**4.5 stars**
'The author maintained that human beings, by their very nature, are incapable of escaping from certain fixed idiosyncratic tendencies, both in their thought processes and in their physical movements. People unconsciously fashion their own action and thought tendencies, which under normal circumstances never disappear. In other words, people live in the prison cells of their own tendencies. What modulates these tendencies and keeps them in check—so the organism doesn’t wear down as the heel of a shoe does, at a particular angle, as the author puts it—is nothing other than sleep. Sleep therapeutically counteracts the tendencies. In sleep, people naturally relax muscles that have been consistently used in only one direction; sleep both calms and provides a discharge for thought circuits that have likewise been used in only one direction. This is how people are cooled down. Sleeping is an act that has been programmed, with karmic inevitability, into the human system, and no one can diverge from it. If a person were to diverge from it, the person’s very “ground of being” would be threatened.
“Tendencies?” I asked myself.'
If not for the somewhat messed-up ending, this one would’ve been the best short tale from Murakami that I had come across. It’s probably one of his most experimental, and not from any plot elements' pov. The protagonist is a woman, and the story unfolds from her perspective, and 99% of it involves her life only. Very daring, I would’ve said, given one of Murakami’s spectacular failures has been to conjure a ‘not’ one-dimensional female character who has a life or feelings of her own and can refuse to have sex.
Yeah, the moment she said:
"I wasn’t in the mood for it at all, I didn’t understand why I should have sex then."
, I won’t exaggerate, I literally felt dumbfounded. A moment before, I was feeling: ‘Okay, so here it goes, back to someone willing to jump onto the bed every time asked for it…’
And then I decided I won’t sugarcoat any of the reviews for the books I may read by him in future, because Murakami is, perfectly capable of writing a totally normal, subversive tale about a woman caught in the whirlpool of monotonous married life and seeking freedom from the existential crisis that she was bound to feel. In all that I’ve read by him, one or two plots may demand a one-dimensional woman character, but the rest, Murakami has without a shred of doubt done deliberately. There’s no other logical explanation.

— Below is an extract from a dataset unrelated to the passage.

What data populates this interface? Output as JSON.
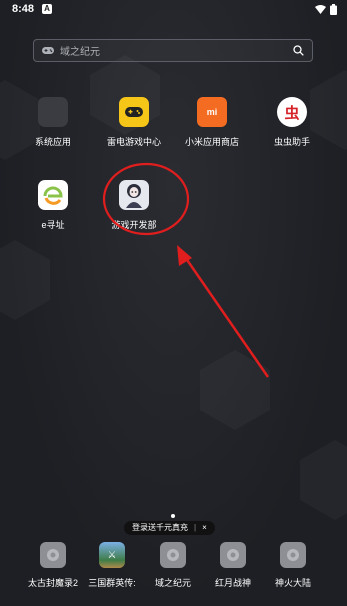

And the plot is thoroughly relatable, as well. Especially in any of the still-too-many patriarchal societies around the globe, almost every housewife (and I can tell from the not-so-few I have for aunts and relatives and neighbours) struggles to find some time for her own, segregated from the hassles she is undertaking for her husband and children (irrelevant of whether she does it from her own will). Now imagine if she loses her ability to sleep, in a way that doesn’t harm her physical or mental health. I don’t know but if I had been there, I would’ve felt like being on the top of the world. An apex predator type.
And the internal thoughts were upheld so masterfully, as well. Or maybe it is that any of us could rejoice in someone’s (literature character) gaining control over the certain anarchic aspects of life. Or going through some optimistic self-discoveries. Not that good times last forever.
Just like I had a hell of a time with this one, though I had a nagging doubt that a few times it decided to play safe, too much for the story’s benefit. Anyhow, even that made me all the more apprehensive about whatever Murakami’s next short tale has in store for me.